The system is already badly misaligned. Even ambitious students may consider it a better use of their time to use tools like LLMs to grind out more standardised points than use them to gain deeper understanding of a subject they may not consider important. Any STEM student targeting finance is basically uninterested in most of the subject matter, for example. This also far predates AI.
The suckers who actually want to learn will get even more badly screwed in such a system unless the assessment is balanced to favour actual knowledge. And not only at final assessment but from start to end because if you get screwed in the short term because your low marks while you get to grips with the subject gets you penalised, it takes a lot of foresight and fortitude not to buckle and just spam for points. Doing it "right" requires more teacher engagement, more parental engagement and generally more autonomy, effort and money all round. And even then you have the ever present problem of which group do you spend each marginal unit if effort on: the stronger or weaker students?
> The system is already badly misaligned. Even ambitious students may consider it a better use of their time to use tools like LLMs to grind out more standardised points than use them to gain deeper understanding of a subject they may not consider important. Any STEM student targeting finance is basically uninterested in most of the subject matter, for example. This also far predates AI.

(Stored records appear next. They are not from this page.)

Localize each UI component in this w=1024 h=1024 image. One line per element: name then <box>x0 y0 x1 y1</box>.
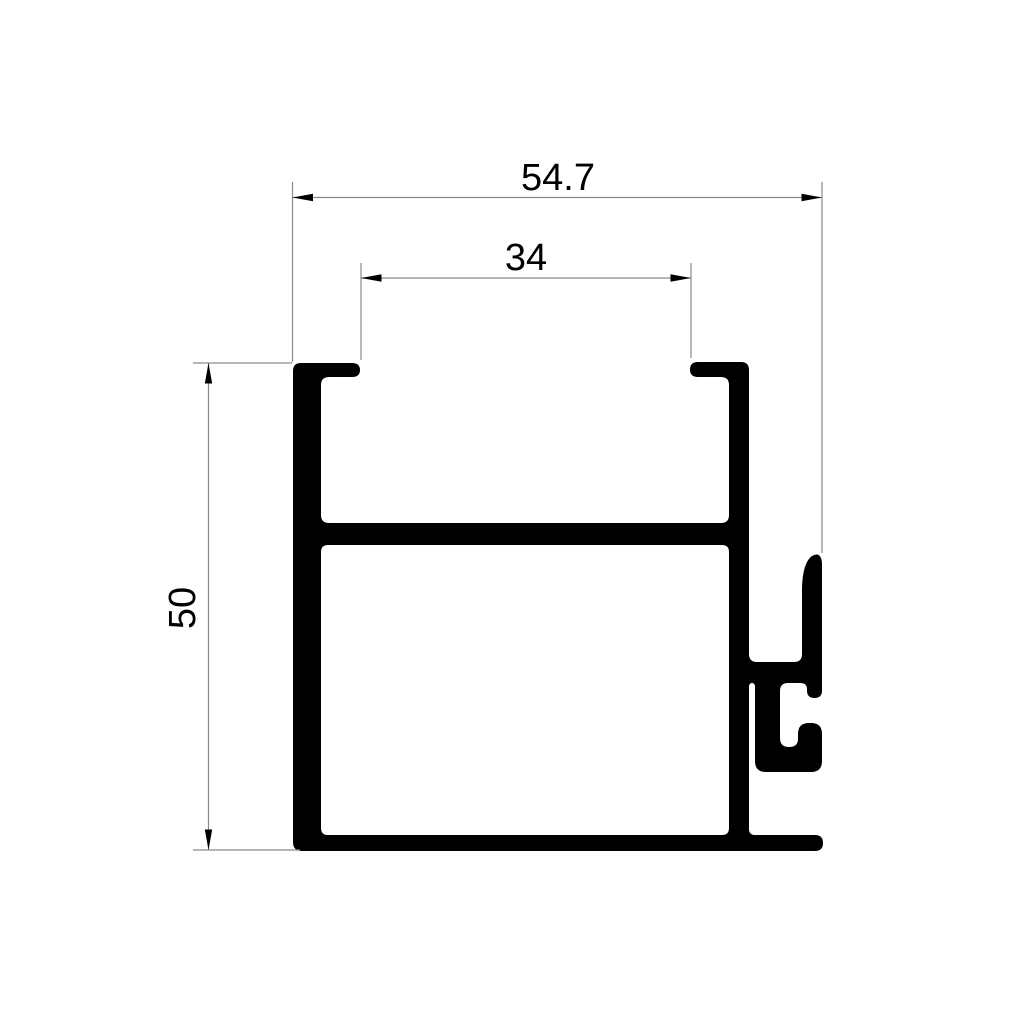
arrowhead-height-top <box>205 363 212 384</box>
dimension-label-height: 50 <box>162 587 204 629</box>
dimension-label-inner-width: 34 <box>505 237 547 279</box>
dimension-inner-width: 34 <box>361 237 691 360</box>
technical-drawing-canvas: 54.7 34 50 <box>0 0 1024 1024</box>
dimension-label-total-width: 54.7 <box>521 157 595 199</box>
profile-cross-section <box>293 362 823 851</box>
dimension-height: 50 <box>162 363 300 850</box>
arrowhead-total-width-left <box>293 194 314 201</box>
arrowhead-height-bottom <box>205 830 212 851</box>
arrowhead-inner-width-left <box>361 274 382 281</box>
arrowhead-inner-width-right <box>671 274 692 281</box>
technical-drawing-page: 54.7 34 50 <box>0 0 1024 1024</box>
arrowhead-total-width-right <box>802 194 823 201</box>
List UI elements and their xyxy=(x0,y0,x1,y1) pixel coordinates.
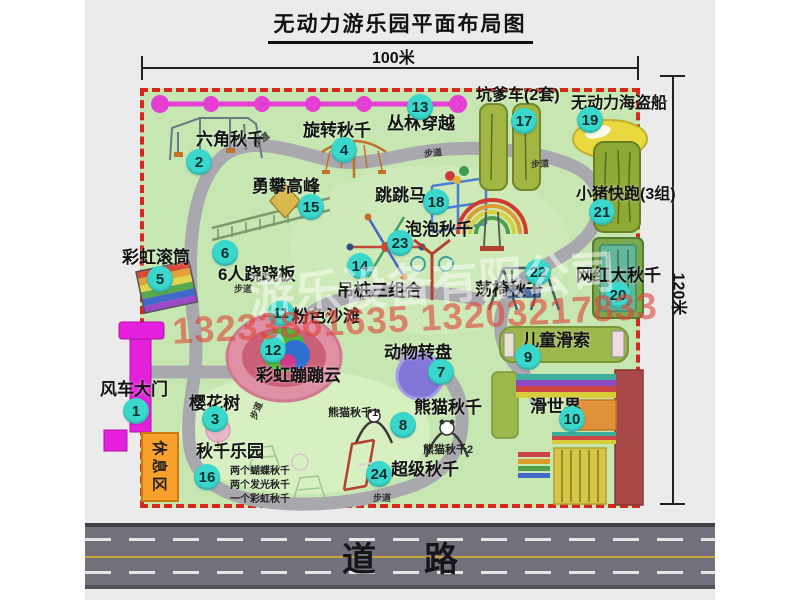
attraction-label-17: 坑爹车(2套) xyxy=(476,87,560,105)
marker-badge-7[interactable]: 7 xyxy=(428,359,454,385)
marker-badge-13[interactable]: 13 xyxy=(407,94,433,120)
sub-label-2: 两个蝴蝶秋千 xyxy=(230,462,290,477)
marker-badge-3[interactable]: 3 xyxy=(202,406,228,432)
path-label-1: 步道 xyxy=(423,145,442,160)
marker-badge-4[interactable]: 4 xyxy=(331,137,357,163)
marker-badge-24[interactable]: 24 xyxy=(366,461,392,487)
marker-badge-10[interactable]: 10 xyxy=(559,406,585,432)
marker-badge-15[interactable]: 15 xyxy=(298,194,324,220)
dim-label-top: 100米 xyxy=(372,44,415,68)
rest-area: 休息区 xyxy=(141,432,179,502)
sub-label-4: 一个彩虹秋千 xyxy=(230,490,290,505)
marker-badge-19[interactable]: 19 xyxy=(577,107,603,133)
attraction-label-5: 彩虹滚筒 xyxy=(122,249,190,268)
park-layout-map: 无动力游乐园平面布局图 100米 120米 xyxy=(0,0,800,600)
dim-label-right: 120米 xyxy=(668,273,692,316)
dim-tick-top-right xyxy=(637,56,639,80)
sub-label-1: 熊猫秋千2 xyxy=(423,441,473,457)
path-label-5: 步道 xyxy=(373,491,391,504)
marker-badge-9[interactable]: 9 xyxy=(515,344,541,370)
attraction-label-16: 秋千乐园 xyxy=(196,443,264,462)
marker-badge-8[interactable]: 8 xyxy=(390,412,416,438)
road: 道路 xyxy=(85,523,715,589)
attraction-label-18: 跳跳马 xyxy=(375,187,426,206)
marker-badge-23[interactable]: 23 xyxy=(387,230,413,256)
attraction-label-11: 粉色沙滩 xyxy=(292,308,360,327)
page-title: 无动力游乐园平面布局图 xyxy=(0,8,800,44)
path-label-2: 步道 xyxy=(531,156,550,170)
attraction-label-14: 吊桩三组合 xyxy=(337,282,422,301)
attraction-label-21: 小猪快跑(3组) xyxy=(576,186,676,204)
marker-badge-14[interactable]: 14 xyxy=(347,253,373,279)
marker-badge-20[interactable]: 20 xyxy=(605,282,631,308)
marker-badge-6[interactable]: 6 xyxy=(212,240,238,266)
marker-badge-17[interactable]: 17 xyxy=(511,108,537,134)
rest-area-label: 休息区 xyxy=(150,440,171,494)
marker-badge-2[interactable]: 2 xyxy=(186,149,212,175)
attraction-label-23: 泡泡秋千 xyxy=(405,221,473,240)
dim-tick-top-left xyxy=(141,56,143,80)
road-label: 道路 xyxy=(85,527,715,585)
sub-label-0: 熊猫秋千1 xyxy=(328,404,378,420)
attraction-label-2: 六角秋千 xyxy=(196,131,264,150)
marker-badge-16[interactable]: 16 xyxy=(194,464,220,490)
marker-badge-12[interactable]: 12 xyxy=(260,337,286,363)
marker-badge-5[interactable]: 5 xyxy=(147,266,173,292)
page-title-text: 无动力游乐园平面布局图 xyxy=(268,8,533,44)
marker-badge-22[interactable]: 22 xyxy=(525,259,551,285)
attraction-label-6: 6人跷跷板 xyxy=(218,266,295,285)
attraction-label-8: 熊猫秋千 xyxy=(414,399,482,418)
dim-tick-right-top xyxy=(660,75,685,77)
marker-badge-11[interactable]: 11 xyxy=(268,300,294,326)
sub-label-3: 两个发光秋千 xyxy=(230,476,290,491)
attraction-label-24: 超级秋千 xyxy=(391,461,459,480)
marker-badge-1[interactable]: 1 xyxy=(123,398,149,424)
marker-badge-18[interactable]: 18 xyxy=(423,189,449,215)
marker-badge-21[interactable]: 21 xyxy=(589,199,615,225)
dim-tick-right-bottom xyxy=(660,503,685,505)
attraction-label-12: 彩虹蹦蹦云 xyxy=(256,367,341,386)
attraction-label-1: 风车大门 xyxy=(100,381,168,400)
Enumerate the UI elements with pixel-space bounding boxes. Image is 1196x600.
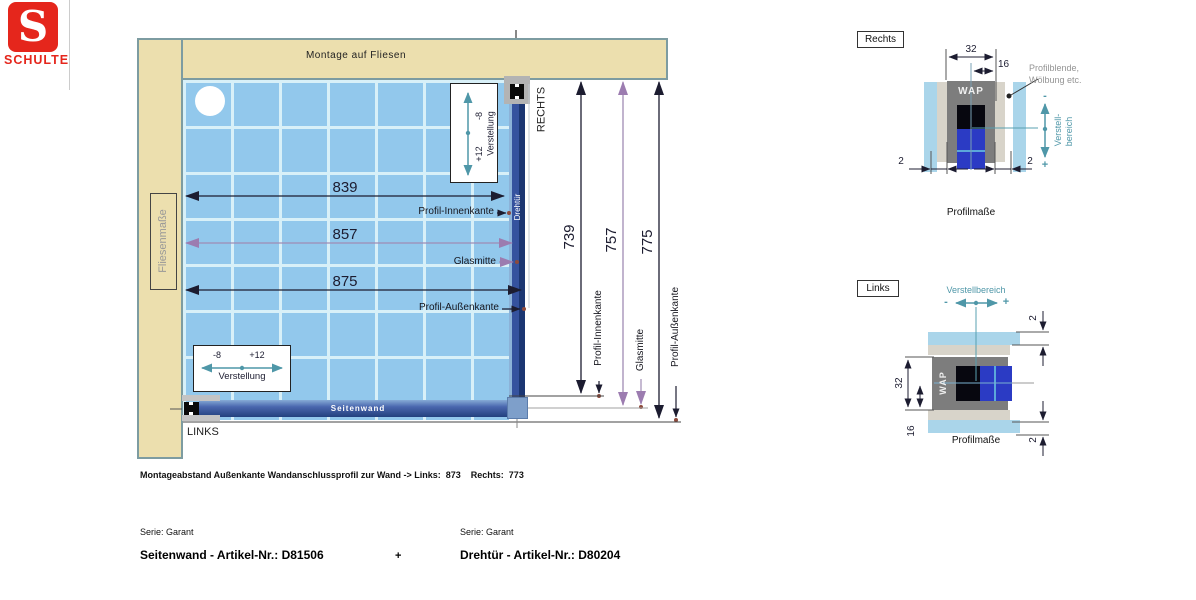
glass-blue (957, 129, 985, 169)
seitenwand-label: Seitenwand (331, 404, 385, 413)
schulte-mounting-diagram: S SCHULTE Montage auf Fliesen Fliesenmaß… (0, 0, 1196, 600)
cover-band (995, 82, 1005, 162)
detail-right-gap-left: 2 (895, 156, 907, 167)
clamp-slit (189, 412, 193, 415)
wall-corner-patch (139, 40, 181, 78)
glass-blue (980, 366, 1012, 401)
glass-highlight (994, 366, 996, 401)
shower-rose-icon (195, 86, 225, 116)
dim-875-value: 875 (315, 273, 375, 290)
detail-right-minus: - (1040, 90, 1050, 102)
verstellbereich-label-left: Verstellbereich (928, 285, 1024, 295)
dim-857-value: 857 (315, 226, 375, 243)
dim-857-label: Glasmitte (428, 256, 496, 267)
drehtuer-label: Drehtür (512, 184, 522, 230)
side-left-label: LINKS (187, 426, 235, 438)
adjust-top-plus: +12 (474, 142, 484, 166)
brand-name: SCHULTE (4, 53, 62, 67)
dim-875-label: Profil-Außenkante (372, 302, 499, 313)
serie-right: Serie: Garant (460, 527, 610, 537)
detail-right-title-text: Rechts (865, 34, 896, 45)
detail-right-gap-right: 2 (1024, 156, 1036, 167)
clamp-slit (515, 96, 519, 99)
bracket-plate (182, 415, 220, 421)
detail-left-caption: Profilmaße (943, 435, 1009, 446)
adjust-top-minus: -8 (474, 106, 484, 126)
seitenwand-bar: Seitenwand (199, 400, 517, 417)
article-right: Drehtür - Artikel-Nr.: D80204 (460, 548, 730, 562)
dim-739-value: 739 (561, 220, 577, 254)
detail-right-plus: + (1040, 159, 1050, 171)
cover-band (937, 82, 947, 162)
article-joiner: + (395, 550, 407, 562)
drehtuer-profile (509, 80, 525, 415)
wap-profile-bottom (932, 401, 1008, 410)
dim-839-value: 839 (315, 179, 375, 196)
brand-logo-icon: S (8, 2, 58, 52)
adjust-top-label: Verstellung (485, 99, 496, 169)
adjust-bottom-minus: -8 (206, 350, 228, 360)
corner-junction (507, 397, 528, 419)
detail-left-dim-32: 32 (893, 372, 905, 394)
glass-highlight (957, 150, 985, 152)
adjust-bottom-plus: +12 (243, 350, 271, 360)
glass-dark (956, 366, 980, 401)
detail-right-dim-32: 32 (960, 44, 982, 55)
detail-left-dim-16: 16 (905, 420, 917, 442)
bracket-plate (182, 395, 220, 401)
profilblende-note-line2: Wölbung etc. (1029, 75, 1103, 85)
fliesenmasse-label: Fliesenmaße (156, 198, 170, 284)
dim-775-value: 775 (639, 225, 655, 259)
detail-left-gap-top: 2 (1027, 311, 1039, 325)
article-left: Seitenwand - Artikel-Nr.: D81506 (140, 548, 410, 562)
dim-739-label: Profil-Innenkante (592, 278, 604, 378)
detail-left-wap-label: WAP (937, 364, 949, 402)
glass-band (924, 82, 937, 172)
profilblende-note-line1: Profilblende, (1029, 63, 1103, 73)
detail-right-dim-16: 16 (998, 59, 1018, 70)
glass-dark (957, 105, 985, 129)
dim-775-label: Profil-Außenkante (669, 274, 681, 380)
brand-initial: S (18, 6, 48, 48)
detail-left-title-text: Links (866, 283, 889, 294)
detail-right-wap-label: WAP (947, 86, 995, 97)
logo-separator (69, 0, 70, 90)
detail-left-plus: + (1001, 296, 1011, 308)
detail-left-gap-bottom: 2 (1027, 433, 1039, 447)
glass-band (928, 420, 1020, 433)
dim-757-label: Glasmitte (634, 322, 646, 378)
mounting-distance-note: Montageabstand Außenkante Wandanschlussp… (140, 470, 740, 480)
detail-right-title: Rechts (857, 31, 904, 48)
cover-band (928, 345, 1010, 355)
verstellbereich-right-text: Verstell- bereich (1053, 114, 1075, 147)
dim-839-label: Profil-Innenkante (378, 206, 494, 217)
detail-right-caption: Profilmaße (938, 207, 1004, 218)
detail-left-title: Links (857, 280, 899, 297)
diagram-title: Montage auf Fliesen (256, 50, 456, 61)
glass-band (928, 332, 1020, 345)
adjust-bottom-label: Verstellung (204, 371, 280, 382)
cover-band (928, 410, 1010, 420)
clamp-slit (189, 402, 193, 405)
clamp-slit (515, 84, 519, 87)
detail-left-minus: - (941, 296, 951, 308)
serie-left: Serie: Garant (140, 527, 290, 537)
dim-757-value: 757 (603, 223, 619, 257)
verstellbereich-label-right: Verstell- bereich (1052, 102, 1076, 158)
side-right-label: RECHTS (535, 83, 548, 137)
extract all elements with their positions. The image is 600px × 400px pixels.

That's not a misalignment. That's your "ambitious student" is being unwise and stupid. To this day, I have gaps in my knowledge and skills that I regret because I avoided things that I, in my childishness, did not consider "important" or "interesting." AI is going to make that far worse.
Maybe, but you can also get into some very lucrative careers by grinding points, cheating, colluding and generally gaming the system. I know of lots of people who got top-class STEM degrees and yet had barely any actual skills in the subject beyond what they needed to pass exams. They don't give a fuck they didn't really understand thermocouples or river formation or whatever. They answered the formulaic exam questions by rote and checked every marking criteria of the list for their coursework.
If AI makes their kids miscalculate and end up failing in a revamped AI-resistant educational system that actually requires learning to pass, I'll laugh.
> you can also get into some very lucrative careers by grinding points, cheating, colluding and generally gaming the system
Or, more likely, you're going to fail because you can't do the things you need to do to be successful in said careers. Or, at least, you're going to struggle because you're not very good at it.
I've met plenty of bad engineers, and let me tell you, their job seems a lot more stressful than mine. I'll pass.
Unwise and stupid people sometimes "get into some very lucrative careers?" Film at 11. "The problem currently exists in a less severe level" is not any justification for making that problem worse.
The suckers who actually want to learn will get even more badly screwed in such a system unless the assessment is balanced to favour actual knowledge. And not only at final assessment but from start to end because if you get screwed in the short term because your low marks while you get to grips with the subject gets you penalised, it takes a lot of foresight and fortitude not to buckle and just spam for points. Doing it "right" requires more teacher engagement, more parental engagement and generally more autonomy, effort and money all round. And even then you have the ever present problem of which group do you spend each marginal unit if effort on: the stronger or weaker students?